Oggi, con tutto quello che gli Achuar hanno passato in quarant’anni di invasione da parte delle compagnie petrolifere, del mio attivismo di allora non credo si ricordi più nessuno. Del resto, la monografia che mi ero proposto di scrivere non l’ho mai completata. Il mio contributo allo studio antropologico degli Achuar è consistito in una mezza dozzina di saggi che hanno avuto scarsa diffusione e poco impatto accademico. Non così sul piano della mia vicenda personale: anche se nel corso della mia lunga e diversificata carriera di antropologo nello sviluppo non mi sono certo mancati altri incontri etnografici ugualmente sorprendenti e coinvolgenti, quella prima lunga esperienza di campo, tanto esotica e avventurosa quanto tormentata e sofferta, mi continua ad accompagnare giorno per giorno nel cammino e nei casi della vita.
Continua a leggere
Questo libro, che tratta della storia degli Achuar (in particolare, del sottogruppo stanziato in territorio peruviano nel bacino del fiume Huasaga) tra i primi e gli ultimi decenni del ventesimo secolo, è dunque il prodotto di un duplice esercizio della memoria: il ricordo vivido e ancora attuale di luoghi, modi, suoni, ritmi, parole e soprattutto persone (gli áints del titolo) dei miei anni amazzonici, da un lato; e, dall’altro, una rivisitazione di personaggi, eventi e situazioni dei tempi andati dei quali gli Achuar mi hanno parlato e dei quali avevo preso nota, che ho poi incorniciato in una cronologia scandita dai documenti d’epoca e dalle testimonianze orali di anziani missionari e commercianti fluviali a riposo. Ho infine lasciato che l’immaginazione si appropriasse di questo materiale e, colmando le lacune con la finzione, lo ordinasse in una narrazione adagiata sulla terra di nessuno che separa una ponderata ricostruzione storiografica da un romanzo storico ben documentato.

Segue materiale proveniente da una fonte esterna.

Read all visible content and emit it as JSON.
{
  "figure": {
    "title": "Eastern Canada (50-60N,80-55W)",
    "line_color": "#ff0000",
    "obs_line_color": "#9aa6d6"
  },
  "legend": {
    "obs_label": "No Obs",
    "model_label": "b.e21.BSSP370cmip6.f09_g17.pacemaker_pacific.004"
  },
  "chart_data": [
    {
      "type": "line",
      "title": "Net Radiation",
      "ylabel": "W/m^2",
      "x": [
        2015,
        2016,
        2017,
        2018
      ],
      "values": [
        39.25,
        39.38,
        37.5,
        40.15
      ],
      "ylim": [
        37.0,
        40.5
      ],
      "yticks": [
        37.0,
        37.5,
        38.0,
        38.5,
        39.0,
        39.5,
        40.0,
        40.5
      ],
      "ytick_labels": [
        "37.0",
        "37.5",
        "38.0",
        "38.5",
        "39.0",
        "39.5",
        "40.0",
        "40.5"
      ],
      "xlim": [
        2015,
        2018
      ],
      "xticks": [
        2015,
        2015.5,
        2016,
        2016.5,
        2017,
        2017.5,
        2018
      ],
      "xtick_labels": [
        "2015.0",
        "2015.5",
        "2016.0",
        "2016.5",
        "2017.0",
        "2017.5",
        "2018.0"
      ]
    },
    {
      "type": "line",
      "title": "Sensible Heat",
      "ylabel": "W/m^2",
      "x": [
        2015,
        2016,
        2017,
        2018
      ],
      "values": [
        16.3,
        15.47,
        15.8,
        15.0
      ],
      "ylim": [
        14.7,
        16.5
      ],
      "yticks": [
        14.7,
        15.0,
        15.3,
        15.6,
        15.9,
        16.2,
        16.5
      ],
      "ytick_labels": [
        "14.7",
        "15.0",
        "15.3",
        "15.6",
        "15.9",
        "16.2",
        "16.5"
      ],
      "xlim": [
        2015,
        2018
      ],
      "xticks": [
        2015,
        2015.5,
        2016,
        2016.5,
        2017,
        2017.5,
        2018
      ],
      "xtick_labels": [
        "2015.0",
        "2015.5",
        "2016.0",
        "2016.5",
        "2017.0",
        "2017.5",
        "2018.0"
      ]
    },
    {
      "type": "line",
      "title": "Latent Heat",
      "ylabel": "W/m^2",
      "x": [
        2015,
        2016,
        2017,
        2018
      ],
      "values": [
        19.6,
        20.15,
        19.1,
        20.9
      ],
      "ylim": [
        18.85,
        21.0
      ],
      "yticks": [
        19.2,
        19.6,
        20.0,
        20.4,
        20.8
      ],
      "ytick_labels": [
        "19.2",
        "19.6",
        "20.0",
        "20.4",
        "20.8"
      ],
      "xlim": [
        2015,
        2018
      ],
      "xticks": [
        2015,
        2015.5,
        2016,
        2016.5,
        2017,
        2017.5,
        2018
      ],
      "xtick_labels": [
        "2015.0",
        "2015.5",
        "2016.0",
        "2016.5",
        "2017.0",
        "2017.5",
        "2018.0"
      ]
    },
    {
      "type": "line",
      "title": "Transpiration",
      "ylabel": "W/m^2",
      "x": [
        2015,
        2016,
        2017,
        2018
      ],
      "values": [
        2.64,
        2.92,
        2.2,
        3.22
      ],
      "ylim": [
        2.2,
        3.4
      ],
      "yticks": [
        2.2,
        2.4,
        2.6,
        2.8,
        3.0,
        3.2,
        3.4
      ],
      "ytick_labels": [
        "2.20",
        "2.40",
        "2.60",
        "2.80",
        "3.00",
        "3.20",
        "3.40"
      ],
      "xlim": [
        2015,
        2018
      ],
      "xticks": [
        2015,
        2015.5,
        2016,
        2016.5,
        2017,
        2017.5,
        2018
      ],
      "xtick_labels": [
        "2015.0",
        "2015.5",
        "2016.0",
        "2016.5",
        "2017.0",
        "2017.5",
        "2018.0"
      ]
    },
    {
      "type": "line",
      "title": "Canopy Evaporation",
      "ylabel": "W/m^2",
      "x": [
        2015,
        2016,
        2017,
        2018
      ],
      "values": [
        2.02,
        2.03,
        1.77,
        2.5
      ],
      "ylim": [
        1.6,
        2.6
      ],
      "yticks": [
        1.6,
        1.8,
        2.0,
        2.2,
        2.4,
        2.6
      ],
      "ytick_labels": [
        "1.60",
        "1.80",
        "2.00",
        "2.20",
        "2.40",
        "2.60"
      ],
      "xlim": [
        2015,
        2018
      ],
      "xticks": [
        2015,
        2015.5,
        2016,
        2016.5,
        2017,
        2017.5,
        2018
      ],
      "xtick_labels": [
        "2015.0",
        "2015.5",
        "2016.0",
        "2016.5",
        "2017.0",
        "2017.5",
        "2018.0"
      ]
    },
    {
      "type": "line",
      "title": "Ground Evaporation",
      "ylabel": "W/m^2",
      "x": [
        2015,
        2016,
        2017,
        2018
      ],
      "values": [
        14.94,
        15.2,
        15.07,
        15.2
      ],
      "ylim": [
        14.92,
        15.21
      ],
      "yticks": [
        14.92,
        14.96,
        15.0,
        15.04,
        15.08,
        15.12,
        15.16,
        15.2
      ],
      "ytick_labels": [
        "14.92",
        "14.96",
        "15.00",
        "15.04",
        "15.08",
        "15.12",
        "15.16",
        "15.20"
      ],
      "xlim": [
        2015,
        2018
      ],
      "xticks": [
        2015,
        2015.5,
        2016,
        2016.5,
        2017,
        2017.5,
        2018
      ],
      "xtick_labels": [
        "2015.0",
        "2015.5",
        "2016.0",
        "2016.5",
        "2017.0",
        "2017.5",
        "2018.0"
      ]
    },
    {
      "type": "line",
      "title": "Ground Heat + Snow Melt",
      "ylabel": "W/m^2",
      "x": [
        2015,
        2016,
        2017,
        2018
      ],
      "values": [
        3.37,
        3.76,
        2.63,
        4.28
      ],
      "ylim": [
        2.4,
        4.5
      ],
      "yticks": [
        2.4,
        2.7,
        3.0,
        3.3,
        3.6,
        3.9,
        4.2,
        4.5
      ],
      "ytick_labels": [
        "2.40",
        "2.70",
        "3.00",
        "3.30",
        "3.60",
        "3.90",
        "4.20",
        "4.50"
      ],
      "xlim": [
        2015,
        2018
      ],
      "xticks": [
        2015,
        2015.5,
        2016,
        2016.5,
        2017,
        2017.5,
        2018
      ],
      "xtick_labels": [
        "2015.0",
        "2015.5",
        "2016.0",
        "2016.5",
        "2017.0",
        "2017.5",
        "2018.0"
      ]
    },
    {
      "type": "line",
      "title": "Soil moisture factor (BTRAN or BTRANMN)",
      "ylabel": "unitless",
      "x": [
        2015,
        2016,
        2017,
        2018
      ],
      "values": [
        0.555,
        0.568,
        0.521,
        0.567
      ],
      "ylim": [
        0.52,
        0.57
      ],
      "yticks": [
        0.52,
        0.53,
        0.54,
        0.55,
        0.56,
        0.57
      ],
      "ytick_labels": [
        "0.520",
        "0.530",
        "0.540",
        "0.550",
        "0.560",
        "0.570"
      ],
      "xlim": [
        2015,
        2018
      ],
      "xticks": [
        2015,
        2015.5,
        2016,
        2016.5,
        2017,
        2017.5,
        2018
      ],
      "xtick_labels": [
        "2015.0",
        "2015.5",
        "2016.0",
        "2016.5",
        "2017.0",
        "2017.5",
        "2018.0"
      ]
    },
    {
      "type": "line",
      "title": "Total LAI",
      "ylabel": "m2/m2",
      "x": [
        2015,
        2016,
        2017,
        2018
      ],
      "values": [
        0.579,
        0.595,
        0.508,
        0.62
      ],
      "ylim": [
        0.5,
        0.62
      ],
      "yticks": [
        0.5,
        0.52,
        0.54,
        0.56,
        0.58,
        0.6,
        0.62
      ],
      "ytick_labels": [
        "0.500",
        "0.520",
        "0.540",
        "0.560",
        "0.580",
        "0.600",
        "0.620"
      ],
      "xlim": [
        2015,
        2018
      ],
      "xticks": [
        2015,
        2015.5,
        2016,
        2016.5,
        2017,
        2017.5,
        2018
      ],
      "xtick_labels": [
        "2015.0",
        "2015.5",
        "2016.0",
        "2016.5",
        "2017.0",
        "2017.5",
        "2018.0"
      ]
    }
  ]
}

In tutto questo non c’è niente di nuovo né per l’antropologia, che da lungo tempo include a pieno titolo il romanzo etnografico tra i suoi registri stilistici, né tantomeno per la letteratura, specie per quella latino-americana, e ancor più per quella che si ispira al mondo indigeno. Collaudati sono anche gli artifici di genere che ho utilizzato per mettere in scena la cultura achuar e i suoi molteplici adattamenti e cambiamenti nel corso del Novecento: la collocazione della micro-storia indigena nel quadro dei grandi avvenimenti mondiali e nazionali di quel secolo; la giustapposizione dei punti di vista (nella narrazione, quello achuar, predominante, è contrappuntato da osservazioni e giudizi di commercianti, militari, missionari, antropologi); la caratterizzazione etnopsicologica dei personaggi, che sono tutti ricalcati su persone reali – áints e non – che ho avuto modo di conoscere e con cui spesso ho poi intrattenuto un’amicizia; l’impiego nei dialoghi di argomentazioni e forme retoriche proprie della lingua achuar e del dialetto spagnolo regionale (nonché di un buon numero di lemmi indigeni e vernacolari, con i quali spero che il lettore possa facilmente familiarizzarsi, grazie anche al glossario che ho accluso in fondo al testo). Di mio, ho cercato di aggiungere a questa ricetta, propria della novela indigenista, un montaggio della narrazione che intende essere cinematografico (o meglio, da fiction televisiva), e non poche concessioni all’azione e all’avventura.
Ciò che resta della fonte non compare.